For this project, Conley has created an animal model that does not have a receptor for IGF-1 in the smooth muscle cells, resulting in a research model that mimics accelerated aging. Her first aim is to chronicle what happens when the smooth muscle cells can’t respond to IGF-1. Potential effects include damage or loss of blood vessels and impairment of the blood-brain barrier. She will also monitor to see whether the smooth muscle cells become impaired in their ability to contract as they normally do.
“One of the things that is important about smooth muscle cells in the brain is that they contract to protect the small blood vessels from the effects of systemic hypertension,” she said. “If you have systemic high blood pressure, you don’t want the tiny blood vessels in the brain to experience that. They’re very fragile and could have small bleeds or hemorrhages. So we’ll be watching to see if the smooth muscle cells lose their ability to protect the small blood vessels.”
Conley’s study will also seek to determine what is happening on a molecular level when smooth muscle cells cannot respond to IGF-1. “For example, do we see changes in the genes that are associated with cell contraction? Do we see early death of smooth muscle cells?” she said.
Ultimately, one of her goals it to identify targets that might be suitable for a therapeutic intervention. Treating an IGF-1 deficiency isn’t as simple of giving someone a supplement of IGF-1; because it is a growth factor, it could promote abnormal growth in other tissues and cells. However, some of the changes that occur because of IGF-1 deficiency could be a target for future treatments, she said.
Conley’s research is a component of the growing discipline of geroscience research, the study of the biology of aging. Aging itself is one of the biggest risk factors for disease, and many of the cellular mechanisms of aging are common across a wide range of pathologies.
“The things that go wrong in the blood vessel cells in the brain that can lead to dementia are some of the same things that can go wrong in the retina and lead to age-related macular degeneration. And some of those same cellular mechanisms can contribute to the development of Alzheimer’s disease pathologies or Parkinson’s disease pathologies. Among geroscience researchers, there is a lot of interest in what we call the basic cellular mechanisms of aging. We’re not looking specifically at the disease, but how the cells change as we age, and how that increases our risk for a variety of pathologies.”

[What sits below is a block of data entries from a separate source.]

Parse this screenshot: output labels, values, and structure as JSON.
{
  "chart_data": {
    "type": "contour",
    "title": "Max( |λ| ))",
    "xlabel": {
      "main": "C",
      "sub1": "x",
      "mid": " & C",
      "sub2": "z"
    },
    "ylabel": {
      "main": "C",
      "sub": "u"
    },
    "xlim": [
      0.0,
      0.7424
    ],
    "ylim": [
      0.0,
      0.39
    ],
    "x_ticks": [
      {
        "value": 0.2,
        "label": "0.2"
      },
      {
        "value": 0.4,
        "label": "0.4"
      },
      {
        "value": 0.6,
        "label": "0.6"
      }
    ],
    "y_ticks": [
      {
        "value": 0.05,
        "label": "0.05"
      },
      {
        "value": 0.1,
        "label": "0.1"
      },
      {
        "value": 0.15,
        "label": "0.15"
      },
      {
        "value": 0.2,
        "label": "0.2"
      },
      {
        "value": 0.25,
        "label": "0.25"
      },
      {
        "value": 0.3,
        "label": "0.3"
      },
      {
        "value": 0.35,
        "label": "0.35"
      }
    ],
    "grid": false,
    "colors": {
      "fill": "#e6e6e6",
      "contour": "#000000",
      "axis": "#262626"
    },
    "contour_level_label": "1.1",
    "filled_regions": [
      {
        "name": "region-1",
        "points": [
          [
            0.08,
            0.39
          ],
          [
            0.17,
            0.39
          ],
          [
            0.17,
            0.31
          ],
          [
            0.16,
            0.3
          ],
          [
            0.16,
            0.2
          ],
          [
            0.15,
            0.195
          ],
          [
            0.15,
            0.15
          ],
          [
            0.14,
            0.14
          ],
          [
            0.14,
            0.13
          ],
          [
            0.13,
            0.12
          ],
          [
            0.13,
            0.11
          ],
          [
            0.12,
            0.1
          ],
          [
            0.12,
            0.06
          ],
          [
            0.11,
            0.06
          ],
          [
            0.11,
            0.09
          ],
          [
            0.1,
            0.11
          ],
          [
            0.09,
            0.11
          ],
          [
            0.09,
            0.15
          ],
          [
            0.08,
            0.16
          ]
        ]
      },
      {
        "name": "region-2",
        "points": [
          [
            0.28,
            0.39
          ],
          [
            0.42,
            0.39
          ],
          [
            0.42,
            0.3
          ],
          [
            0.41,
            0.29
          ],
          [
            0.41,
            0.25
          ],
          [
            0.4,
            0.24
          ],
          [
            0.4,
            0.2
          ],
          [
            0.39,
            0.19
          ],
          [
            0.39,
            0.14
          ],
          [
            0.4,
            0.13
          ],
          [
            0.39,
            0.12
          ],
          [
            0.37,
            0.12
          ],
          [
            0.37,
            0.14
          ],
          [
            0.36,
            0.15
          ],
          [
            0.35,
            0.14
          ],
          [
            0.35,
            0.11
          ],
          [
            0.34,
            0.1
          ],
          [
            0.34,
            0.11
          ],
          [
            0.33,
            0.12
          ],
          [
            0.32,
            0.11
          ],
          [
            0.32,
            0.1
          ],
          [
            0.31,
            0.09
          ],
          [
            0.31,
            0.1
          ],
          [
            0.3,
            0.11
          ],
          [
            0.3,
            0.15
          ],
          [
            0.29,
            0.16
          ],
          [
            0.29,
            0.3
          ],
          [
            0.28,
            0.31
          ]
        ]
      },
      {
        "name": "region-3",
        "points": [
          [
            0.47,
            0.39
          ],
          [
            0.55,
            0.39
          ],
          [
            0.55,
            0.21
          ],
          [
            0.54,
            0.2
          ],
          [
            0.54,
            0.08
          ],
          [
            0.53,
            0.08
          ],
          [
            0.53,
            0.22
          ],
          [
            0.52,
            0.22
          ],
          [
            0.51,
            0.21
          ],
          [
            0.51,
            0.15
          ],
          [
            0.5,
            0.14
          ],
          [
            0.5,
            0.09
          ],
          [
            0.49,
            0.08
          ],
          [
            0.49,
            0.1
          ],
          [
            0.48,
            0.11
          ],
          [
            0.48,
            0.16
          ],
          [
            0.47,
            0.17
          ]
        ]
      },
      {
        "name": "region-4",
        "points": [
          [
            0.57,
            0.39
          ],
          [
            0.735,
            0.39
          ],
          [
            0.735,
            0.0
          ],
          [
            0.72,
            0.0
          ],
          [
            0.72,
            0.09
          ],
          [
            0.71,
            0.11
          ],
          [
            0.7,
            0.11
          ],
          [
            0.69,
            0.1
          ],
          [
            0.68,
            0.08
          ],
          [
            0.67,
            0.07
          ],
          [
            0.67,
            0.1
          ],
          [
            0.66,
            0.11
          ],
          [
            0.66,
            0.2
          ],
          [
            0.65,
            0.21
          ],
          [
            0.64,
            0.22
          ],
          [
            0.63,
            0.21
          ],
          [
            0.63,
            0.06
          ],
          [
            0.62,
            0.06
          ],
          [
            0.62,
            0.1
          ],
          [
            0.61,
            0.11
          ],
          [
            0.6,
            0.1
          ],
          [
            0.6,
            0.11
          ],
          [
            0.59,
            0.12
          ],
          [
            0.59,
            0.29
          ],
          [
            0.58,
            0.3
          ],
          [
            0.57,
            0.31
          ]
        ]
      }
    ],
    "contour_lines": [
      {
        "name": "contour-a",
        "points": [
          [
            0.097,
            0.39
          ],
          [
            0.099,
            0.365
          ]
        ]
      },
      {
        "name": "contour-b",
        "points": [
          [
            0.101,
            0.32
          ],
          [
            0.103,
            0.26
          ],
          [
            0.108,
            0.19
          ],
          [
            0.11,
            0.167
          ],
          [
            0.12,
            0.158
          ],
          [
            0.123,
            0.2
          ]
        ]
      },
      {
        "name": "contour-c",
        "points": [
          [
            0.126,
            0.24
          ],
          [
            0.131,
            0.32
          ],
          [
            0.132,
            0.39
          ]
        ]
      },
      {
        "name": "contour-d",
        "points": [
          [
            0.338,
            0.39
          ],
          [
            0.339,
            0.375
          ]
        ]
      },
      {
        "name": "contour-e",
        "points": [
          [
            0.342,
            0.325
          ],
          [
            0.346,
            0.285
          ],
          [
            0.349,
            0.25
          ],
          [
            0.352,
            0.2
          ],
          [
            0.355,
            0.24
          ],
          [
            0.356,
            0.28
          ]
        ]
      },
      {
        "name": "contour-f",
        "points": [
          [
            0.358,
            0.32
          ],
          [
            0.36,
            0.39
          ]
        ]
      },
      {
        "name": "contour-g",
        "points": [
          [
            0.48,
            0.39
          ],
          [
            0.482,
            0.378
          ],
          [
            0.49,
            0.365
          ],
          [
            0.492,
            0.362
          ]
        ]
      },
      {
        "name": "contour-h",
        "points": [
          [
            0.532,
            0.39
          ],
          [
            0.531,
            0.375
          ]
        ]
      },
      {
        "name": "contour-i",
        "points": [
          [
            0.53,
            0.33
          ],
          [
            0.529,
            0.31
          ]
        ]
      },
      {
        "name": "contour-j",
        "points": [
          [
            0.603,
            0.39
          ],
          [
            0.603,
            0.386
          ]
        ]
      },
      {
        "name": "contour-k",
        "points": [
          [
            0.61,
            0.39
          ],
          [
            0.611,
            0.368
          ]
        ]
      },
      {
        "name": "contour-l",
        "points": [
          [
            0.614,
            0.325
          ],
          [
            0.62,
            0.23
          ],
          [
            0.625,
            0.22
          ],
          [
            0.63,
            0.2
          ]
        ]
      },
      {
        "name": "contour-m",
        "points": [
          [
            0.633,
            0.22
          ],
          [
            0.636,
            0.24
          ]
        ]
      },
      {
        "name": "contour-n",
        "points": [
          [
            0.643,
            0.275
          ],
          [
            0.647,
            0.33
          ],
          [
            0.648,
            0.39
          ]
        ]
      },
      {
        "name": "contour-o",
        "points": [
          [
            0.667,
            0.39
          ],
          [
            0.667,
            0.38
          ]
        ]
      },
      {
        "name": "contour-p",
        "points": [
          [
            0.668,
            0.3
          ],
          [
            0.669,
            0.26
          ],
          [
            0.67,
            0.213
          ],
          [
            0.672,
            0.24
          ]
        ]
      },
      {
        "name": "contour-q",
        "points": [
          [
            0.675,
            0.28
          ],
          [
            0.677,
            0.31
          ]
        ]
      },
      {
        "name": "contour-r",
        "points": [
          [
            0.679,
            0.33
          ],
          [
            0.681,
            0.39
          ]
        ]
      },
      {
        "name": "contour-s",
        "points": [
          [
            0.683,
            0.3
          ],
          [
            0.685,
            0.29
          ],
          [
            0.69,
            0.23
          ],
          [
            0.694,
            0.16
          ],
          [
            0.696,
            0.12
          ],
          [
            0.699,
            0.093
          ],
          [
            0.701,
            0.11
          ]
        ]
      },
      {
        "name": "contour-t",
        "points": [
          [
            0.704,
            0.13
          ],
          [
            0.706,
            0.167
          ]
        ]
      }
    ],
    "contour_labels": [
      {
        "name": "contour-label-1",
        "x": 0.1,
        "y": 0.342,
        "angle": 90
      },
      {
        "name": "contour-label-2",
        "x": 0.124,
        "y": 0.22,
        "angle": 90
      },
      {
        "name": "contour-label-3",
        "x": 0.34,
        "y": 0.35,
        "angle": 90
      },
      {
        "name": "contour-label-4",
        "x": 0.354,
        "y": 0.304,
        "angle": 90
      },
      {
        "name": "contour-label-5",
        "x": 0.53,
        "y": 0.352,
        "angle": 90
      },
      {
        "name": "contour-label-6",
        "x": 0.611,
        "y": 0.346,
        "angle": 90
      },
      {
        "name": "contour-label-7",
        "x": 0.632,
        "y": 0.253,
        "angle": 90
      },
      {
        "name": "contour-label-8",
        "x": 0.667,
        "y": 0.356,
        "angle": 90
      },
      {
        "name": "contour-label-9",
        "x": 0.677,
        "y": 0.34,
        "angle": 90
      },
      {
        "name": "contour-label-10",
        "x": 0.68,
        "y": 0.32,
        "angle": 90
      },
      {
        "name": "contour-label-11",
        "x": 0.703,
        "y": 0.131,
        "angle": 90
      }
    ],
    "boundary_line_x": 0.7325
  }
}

As people live longer, research like Conley’s is especially important. Medical advancements may be able to keep people alive longer, but many will be diagnosed with conditions that significantly decrease their quality of life.
“As we have longer life spans, it’s really important to identify ways to simultaneously promote increased health spans,” she said. “It’s very challenging when you have loved ones who have severe illness or cognitive impairment, yet they are not dying; they are physically able to keep living. We want to help people stay healthier longer.”
Research reported in this news release is supported by the National Institute on Aging, a component of the National Institutes of Health, under the award number 1R01AG070915-01A1. Federal funds were secured with the help of seed grants from the Presbyterian Health Foundation, the OU College of Medicine Alumni Association, and the Oklahoma Center for the Advancement of Science and Technology.